Each summer, Colgate students remain in the region to work as field school fellows with the Upstate Institute. The fellows work with a community, government, or non-profit partner to create and complete projects that will have a positive social, economic, cultural, or environmental impact on the upstate region.
Below are a few of the community partners and projects from the summer of 2006.
Colgate University Athletics
Sam Levy ’08 worked with economics professor Jill Tiefenthaler during the summer of 2006 to assess the economic impact of the creation of a second sheet of ice for the Colgate athletics program on the local community.
The Exhibition Alliance
Tim Hogarth ’06 worked with The Exhibition Alliance to create a comprehensive training guide in DVD format for preparators, those responsible for physically handling works of art in any way for a museum, from packing art for shipment to hanging shows. To produce the second training DVD, Tim traveled around the Upstate region to film a variety of museum professionals demonstrating and speaking about different skills that are important for preparators.
“The finished product is a 6-hour, 4-disc DVD set that I can proudly say I produced, edited, and directed. There is nothing else like it available to the museum field, and the hope is that these DVDs will help institutions to better train their preparators while also enhancing the knowledge of existing staff. The Exhibition Alliance received orders for the DVDs before they were even finished and they will soon be distributed on a national level through the American Association of Museums,” Tim said.
New York State Department of Environmental Conservation
John Demler ’08 worked with Greg Owens at the New York State Department of Environmental Conservation in the summer of 2006. He created an inventory and evaluation of cultural resources at the Muller Hill State Forest, which comprises over 5400 acres of land near Georgetown, New York. The project focused on documentation and evaluation of 19th and 20th century home, farm and mill site located on 7,000 acres of state land. This inventory will be used in a unit management plan, which outlines longterm procedures for ensuring biodiversity, sustainable timber production, watershed protection, opportunities for public recreation, and cultural resource preservation.

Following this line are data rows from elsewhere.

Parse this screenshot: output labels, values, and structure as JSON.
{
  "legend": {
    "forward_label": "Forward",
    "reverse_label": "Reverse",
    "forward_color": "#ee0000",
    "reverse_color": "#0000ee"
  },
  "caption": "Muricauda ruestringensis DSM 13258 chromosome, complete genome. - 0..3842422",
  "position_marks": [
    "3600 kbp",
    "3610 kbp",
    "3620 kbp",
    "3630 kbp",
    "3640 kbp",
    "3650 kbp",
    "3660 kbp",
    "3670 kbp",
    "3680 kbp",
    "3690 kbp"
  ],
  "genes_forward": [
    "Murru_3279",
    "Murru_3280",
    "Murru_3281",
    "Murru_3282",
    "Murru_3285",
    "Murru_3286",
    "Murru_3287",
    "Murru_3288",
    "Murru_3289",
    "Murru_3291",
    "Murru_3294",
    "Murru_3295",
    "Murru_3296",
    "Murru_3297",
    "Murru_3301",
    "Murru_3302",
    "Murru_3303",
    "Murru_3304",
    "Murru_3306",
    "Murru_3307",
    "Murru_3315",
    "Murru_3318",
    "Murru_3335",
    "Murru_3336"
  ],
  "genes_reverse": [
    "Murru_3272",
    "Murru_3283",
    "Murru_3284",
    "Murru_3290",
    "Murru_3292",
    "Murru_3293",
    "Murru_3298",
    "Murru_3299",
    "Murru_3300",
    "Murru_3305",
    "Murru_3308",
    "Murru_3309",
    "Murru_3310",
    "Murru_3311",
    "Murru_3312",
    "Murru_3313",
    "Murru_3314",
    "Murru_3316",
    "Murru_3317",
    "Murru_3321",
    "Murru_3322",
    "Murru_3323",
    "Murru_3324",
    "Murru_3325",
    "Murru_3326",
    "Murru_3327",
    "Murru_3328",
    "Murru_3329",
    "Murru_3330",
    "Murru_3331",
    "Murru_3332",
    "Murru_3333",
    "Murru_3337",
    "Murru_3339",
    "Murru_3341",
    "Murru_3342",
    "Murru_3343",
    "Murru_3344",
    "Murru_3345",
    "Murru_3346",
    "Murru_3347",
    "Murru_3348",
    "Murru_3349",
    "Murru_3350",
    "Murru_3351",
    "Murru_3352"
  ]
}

Villages of Canastota and Chittenango
Matt Mills ’07 worked with the villages of Canastota and Chittenango to upgrade their wastewater treatment plants so that they can address issues raised by the EPA Clean Water Act and NYS Environmental Law requirements. Mills physically located sanitary and storm drains, laterals, manholes, and catch basins, identified their condition and scanned any existing plans or drawings into viewable graphic images to geo-referencing this data into a suitable GIS database information system.